Jaubert définit initialement une typologie d’analyse[24], somme toute classique, en distinguant au sein du « peuple persan » nomades et sédentaires, agriculteurs et urbains ; il s’essaie à une judicieuse étude comparative entre les nomades de Perse et ceux d’Asie mineure et il tente de recenser la configuration tribale « qui les caractérise ». Cette érudition affinée par une enquête de « terrain » s’approche parfois d’un véritable essai sur les mœurs, avec par exemple la description du « cérémonial observé dans les mariages chez les Persans et chez les Kurdes »[25]. Le cadre ethnologique d’étude s’étend ainsi à toutes les populations de l’empire perse, répertoriées, recensées et étudiées (notamment leur relation avec les Persans et leur rapport avec les autorités). Les Kurdes, méconnus, et les Arméniens, chrétiens, intéressent tout particulièrement le voyageur. Ses observations précises et ses descriptions détaillées sur les Kurdes constituent notamment un témoignage intéressant sur la situation et le mode de vie de ce peuple au sein de l’empire perse au début du XIX° siècle. L’accoutrement kurde, par exemple, est décrit avec précision :

Leur manière de se vêtir diffère de celle des Turcs, en ce que leurs habits sont plus légers, quoique à peu près de la même forme, qu’ils les recouvrent d’un grand manteau de poil de chèvre noir, et qu’au lieu d’un turban, ils portent un long bonnet de drap rouge, entouré d’un schal de soie rayé, de couleurs tranchantes ; une infinité de glands de soie sont attachés à l’un des bout du bonnet qui retombe fort bas sur les épaules : cette coiffure leur sied très bien ; ils se rasent la tête et portent des moustaches ; les vieillards seuls laissent croître leur barbe[26].

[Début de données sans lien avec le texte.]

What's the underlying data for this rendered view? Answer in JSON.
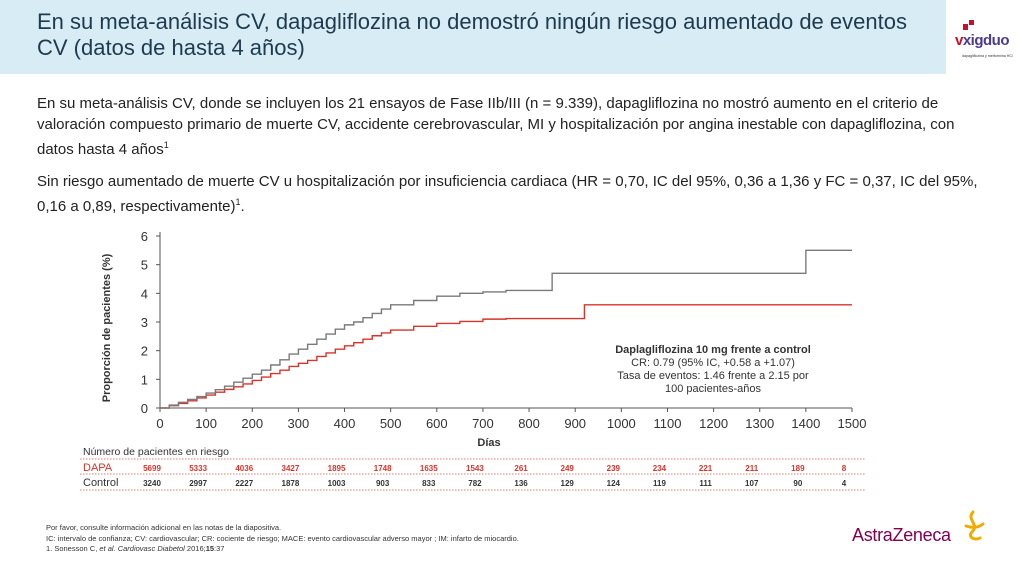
{
  "header": {
    "title": "En su meta-análisis CV, dapagliflozina no demostró ningún riesgo aumentado de eventos CV (datos de hasta 4 años)"
  },
  "logo": {
    "brand": "xigduo",
    "tagline": "dapagliflozina y metformina HCl"
  },
  "body": {
    "paragraph1": "En su meta-análisis CV, donde se incluyen los 21 ensayos de Fase IIb/III (n = 9.339), dapagliflozina no mostró aumento en el criterio de valoración compuesto primario de muerte CV, accidente cerebrovascular, MI y hospitalización por angina inestable con dapagliflozina, con datos hasta 4 años",
    "paragraph1_ref": "1",
    "paragraph2": "Sin riesgo aumentado de muerte CV u hospitalización por insuficiencia cardiaca (HR = 0,70, IC del 95%, 0,36 a 1,36 y FC = 0,37, IC del 95%, 0,16 a 0,89, respectivamente)",
    "paragraph2_ref": "1",
    "paragraph2_end": "."
  },
  "chart_data": {
    "type": "line",
    "xlabel": "Días",
    "ylabel": "Proporción de pacientes (%)",
    "xlim": [
      0,
      1500
    ],
    "ylim": [
      0,
      6
    ],
    "x_ticks": [
      "0",
      "100",
      "200",
      "300",
      "400",
      "500",
      "600",
      "700",
      "800",
      "900",
      "1000",
      "1100",
      "1200",
      "1300",
      "1400",
      "1500"
    ],
    "y_ticks": [
      "0",
      "1",
      "2",
      "3",
      "4",
      "5",
      "6"
    ],
    "grid": false,
    "series": [
      {
        "name": "DAPA",
        "color": "#d9342b",
        "step": true,
        "x": [
          0,
          20,
          40,
          60,
          80,
          100,
          120,
          140,
          160,
          180,
          200,
          220,
          240,
          260,
          280,
          300,
          320,
          340,
          360,
          380,
          400,
          420,
          440,
          460,
          480,
          500,
          550,
          600,
          650,
          700,
          750,
          800,
          850,
          920,
          1000,
          1200,
          1400,
          1500
        ],
        "y": [
          0,
          0.08,
          0.16,
          0.25,
          0.35,
          0.45,
          0.55,
          0.65,
          0.74,
          0.84,
          0.96,
          1.08,
          1.2,
          1.32,
          1.45,
          1.56,
          1.66,
          1.8,
          1.92,
          2.05,
          2.17,
          2.28,
          2.4,
          2.52,
          2.62,
          2.72,
          2.85,
          2.95,
          3.02,
          3.1,
          3.12,
          3.12,
          3.12,
          3.6,
          3.6,
          3.6,
          3.6,
          3.6
        ]
      },
      {
        "name": "Control",
        "color": "#7a7a7a",
        "step": true,
        "x": [
          0,
          20,
          40,
          60,
          80,
          100,
          120,
          140,
          160,
          180,
          200,
          220,
          240,
          260,
          280,
          300,
          320,
          340,
          360,
          380,
          400,
          420,
          440,
          460,
          480,
          500,
          550,
          600,
          650,
          700,
          750,
          800,
          850,
          900,
          1000,
          1100,
          1200,
          1300,
          1400,
          1500
        ],
        "y": [
          0,
          0.1,
          0.2,
          0.3,
          0.4,
          0.52,
          0.64,
          0.76,
          0.9,
          1.04,
          1.18,
          1.32,
          1.5,
          1.68,
          1.88,
          2.05,
          2.22,
          2.4,
          2.58,
          2.75,
          2.9,
          3.0,
          3.15,
          3.3,
          3.45,
          3.6,
          3.75,
          3.9,
          4.0,
          4.05,
          4.1,
          4.1,
          4.7,
          4.7,
          4.7,
          4.7,
          4.7,
          4.7,
          5.5,
          5.5
        ]
      }
    ],
    "annotation": {
      "title": "Daplagliflozina 10 mg frente a control",
      "line1": "CR: 0.79 (95% IC, +0.58 a +1.07)",
      "line2": "Tasa de eventos: 1.46 frente a 2.15 por",
      "line3": "100 pacientes-años"
    },
    "risk_table": {
      "title": "Número de pacientes en riesgo",
      "rows": [
        {
          "label": "DAPA",
          "color": "#d9342b",
          "values": [
            "5699",
            "5333",
            "4036",
            "3427",
            "1895",
            "1748",
            "1635",
            "1543",
            "261",
            "249",
            "239",
            "234",
            "221",
            "211",
            "189",
            "8"
          ]
        },
        {
          "label": "Control",
          "color": "#333333",
          "values": [
            "3240",
            "2997",
            "2227",
            "1878",
            "1003",
            "903",
            "833",
            "782",
            "136",
            "129",
            "124",
            "119",
            "111",
            "107",
            "90",
            "4"
          ]
        }
      ]
    }
  },
  "footer": {
    "note1": "Por favor, consulte información adicional en las notas de la diapositiva.",
    "note2": "IC: intervalo de confianza; CV: cardiovascular; CR: cociente de riesgo; MACE: evento cardiovascular adverso mayor ; IM: infarto de miocardio.",
    "ref_prefix": "1. Sonesson C, ",
    "ref_italic": "et al. Cardiovasc Diabetol",
    "ref_year": " 2016;",
    "ref_vol": "15",
    "ref_pages": ":37",
    "company": "AstraZeneca"
  }
}
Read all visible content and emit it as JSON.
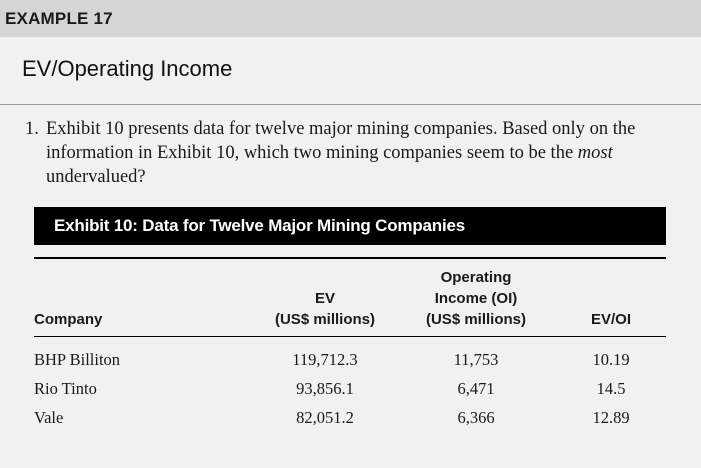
{
  "example": {
    "label": "EXAMPLE 17"
  },
  "heading": "EV/Operating Income",
  "question": {
    "number": "1.",
    "text_before": "Exhibit 10 presents data for twelve major mining companies. Based only on the information in Exhibit 10, which two mining companies seem to be the ",
    "emphasis": "most",
    "text_after": " undervalued?"
  },
  "exhibit": {
    "title": "Exhibit 10: Data for Twelve Major Mining Companies",
    "columns": [
      {
        "lines": [
          "Company"
        ]
      },
      {
        "lines": [
          "EV",
          "(US$ millions)"
        ]
      },
      {
        "lines": [
          "Operating",
          "Income (OI)",
          "(US$ millions)"
        ]
      },
      {
        "lines": [
          "EV/OI"
        ]
      }
    ],
    "rows": [
      [
        "BHP Billiton",
        "119,712.3",
        "11,753",
        "10.19"
      ],
      [
        "Rio Tinto",
        "93,856.1",
        "6,471",
        "14.5"
      ],
      [
        "Vale",
        "82,051.2",
        "6,366",
        "12.89"
      ]
    ]
  }
}
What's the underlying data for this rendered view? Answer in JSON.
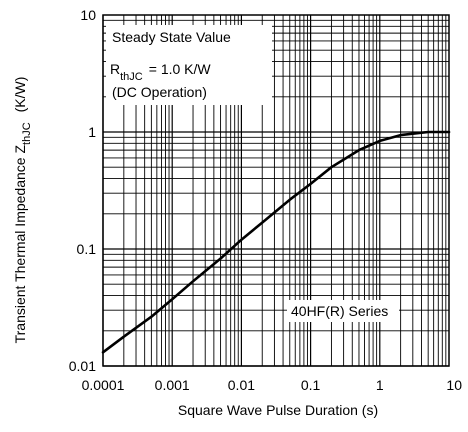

La curiosité de Jaubert, son savoir orientaliste et l’objectif de sa mission le conduisent ainsi à rendre compte des pratiques sociales, culturelles et religieuses des populations de l’empire perse. Mais son vécu et sa persophilie l’incitent parfois au dénigrement (sa captivité chez le pacha de Bayazid l’amène à déconsidérer les Kurdes) ou à l’embellissement (il estime par exemple que les Géorgiennes emprisonnées et recluses dans les harems sont « heureuses » et satisfaites de leur sort). Le discours reste ainsi très largement ethnocentrique, porté par un imaginaire orientaliste et un sentiment de supériorité toujours très prégnants. Ce récit de voyage pose en effet la question de la distance culturelle qui permet à l’auteur de soutenir ses propres valeurs et de le rassurer sur ses convictions. Quel sens conférer alors à ce regard singulier ? Dans un contexte diplomatique et dans une perspective persophile, les Persans et leurs mœurs sont inévitablement sublimés : la Perse est alors, ne l’oublions pas, un espace convoité.

La Perse convoitée

Edward Saïd, dans un ouvrage de référence, s’est efforcé de démontrer le lien intime entre le savoir orientaliste et la mainmise européenne sur l’Orient[27]. A ce titre la mission et le récit de Jaubert peuvent se comprendre et s’appréhender comme des actes de domination et d’appropriation historique et culturel. Le regard du voyageur est tout à la fois celui d’un observateur et d’un convoiteur. Le discours souvent « paternaliste » et compréhensif, peut à cet effet s’interpréter comme une prise de possession symbolique. Le chapitre XXXI par exemple, s’intéresse aux « productions de l’industrie française qu’on pourrait introduire avec avantage dans ce pays ». La Perse apparaît comme un relais possible, comme un espace utile et utilisable pour la France en Orient. A l’image de Montesquieu, Jaubert distingue très nettement deux Orients : le perse susceptible de s’ouvrir et capable de se nourrir des lumières occidentales ; l’ottoman ignorant, fanatique, culturellement et intellectuellement inférieur. Dans les « Nouvelles Annales des voyages », la présentation et l’étude critique rédigées à l’occasion de la publication de l’ouvrage mettent bien l’accent sur le dénigrement (presque) systématique du Turc et l’idéalisation du Persan[28]. La perspective comparative exploitée par le voyageur – narrateur met en scène la supériorité du dernier, choix finalement assumé et légitimé par l’expérience vécue :

Quelques soient la loyauté, la franchise, l’hospitalité des Turks, un voyageur préférera toujours la politesse, l’affabilité et la tolérance religieuse des Persans. Considérés sous le rapport des qualités morales, les premiers forment sans doute un peuple plus estimable, mais les autres l’emportent infiniment dans tout ce qui concourt à faire le charme de la vie[29].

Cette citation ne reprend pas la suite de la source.